The WLGA and individual councils are already making clear what the consequences are as they publish their draft budget strategies for 2019-20 and beyond.  Swansea is yet to publish but the positon will be the same as others; substantial cuts to services, significant increases in council tax likely, substantial staff reductions, inevitable compulsory redundancies and further strain on an already overstretched workforce and Council finances.

 

We are moving inexorably as a sector to an era of significant reduction in services to a more core offer, higher taxes, less local council employment opportunities, substantial redundancy costs, dwindling reserves and limited time before one or more councils find themselves in an unviable financial positon.

 

As the petition makes clear there is an opportunity for the Welsh Government to reconsider its priorities and its allocation of resources.
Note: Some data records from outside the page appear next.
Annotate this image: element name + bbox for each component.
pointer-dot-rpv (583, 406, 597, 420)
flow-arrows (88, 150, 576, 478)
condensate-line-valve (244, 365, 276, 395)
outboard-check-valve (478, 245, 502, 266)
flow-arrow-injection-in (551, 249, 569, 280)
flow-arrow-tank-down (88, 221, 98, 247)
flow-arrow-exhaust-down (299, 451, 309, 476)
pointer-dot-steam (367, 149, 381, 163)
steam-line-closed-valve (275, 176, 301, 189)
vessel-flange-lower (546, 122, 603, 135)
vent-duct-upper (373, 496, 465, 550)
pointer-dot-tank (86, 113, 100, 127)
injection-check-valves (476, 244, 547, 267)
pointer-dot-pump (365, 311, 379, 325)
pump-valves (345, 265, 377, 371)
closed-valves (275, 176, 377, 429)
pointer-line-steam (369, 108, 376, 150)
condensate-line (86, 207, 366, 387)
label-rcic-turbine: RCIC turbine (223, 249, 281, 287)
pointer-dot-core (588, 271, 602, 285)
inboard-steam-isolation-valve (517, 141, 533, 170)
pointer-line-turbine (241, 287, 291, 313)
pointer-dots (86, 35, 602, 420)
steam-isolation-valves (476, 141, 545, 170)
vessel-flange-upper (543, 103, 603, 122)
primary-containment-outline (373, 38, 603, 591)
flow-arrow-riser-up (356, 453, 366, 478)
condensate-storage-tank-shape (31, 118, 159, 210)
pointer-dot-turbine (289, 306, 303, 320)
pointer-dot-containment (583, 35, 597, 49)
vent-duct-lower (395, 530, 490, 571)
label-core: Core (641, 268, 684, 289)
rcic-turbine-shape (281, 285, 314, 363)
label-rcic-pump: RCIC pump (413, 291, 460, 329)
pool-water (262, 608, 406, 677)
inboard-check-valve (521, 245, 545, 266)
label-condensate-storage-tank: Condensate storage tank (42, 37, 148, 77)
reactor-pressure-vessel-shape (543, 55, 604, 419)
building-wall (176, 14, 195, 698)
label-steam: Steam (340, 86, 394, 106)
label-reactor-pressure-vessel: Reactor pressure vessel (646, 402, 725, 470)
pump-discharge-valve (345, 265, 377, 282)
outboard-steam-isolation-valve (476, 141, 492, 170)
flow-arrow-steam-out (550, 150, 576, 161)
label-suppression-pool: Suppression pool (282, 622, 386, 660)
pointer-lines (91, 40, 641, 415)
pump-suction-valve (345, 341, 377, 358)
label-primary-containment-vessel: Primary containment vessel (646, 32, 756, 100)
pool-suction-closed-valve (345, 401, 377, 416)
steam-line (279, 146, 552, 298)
I am sure this Council would support that reconsideration wholly, to ensure a settlement that it better recognises especially the interlinked and intertwined nature of health and social care as well as the wider pressures facing the sector.

 

The Committee is right to explore urgently the terms of the additional £30m for Social Care. We all need to know if this is genuinely new money, relief money, or a prioritisation programme for pending on new things and thus not “free money” that might alleviate real spending pressures we have in social care now. For Swansea, a share of £30m new money would simply help us reduce our overspending on current social care.  It would not pay for any new spend.

 

All of us in local government await news of the final settlement now due on 21 December. We expect some additional resources but also expect that to go nowhere near to addressing the scale and severity of funding pressures and the consequences that will inevitably flow at local level.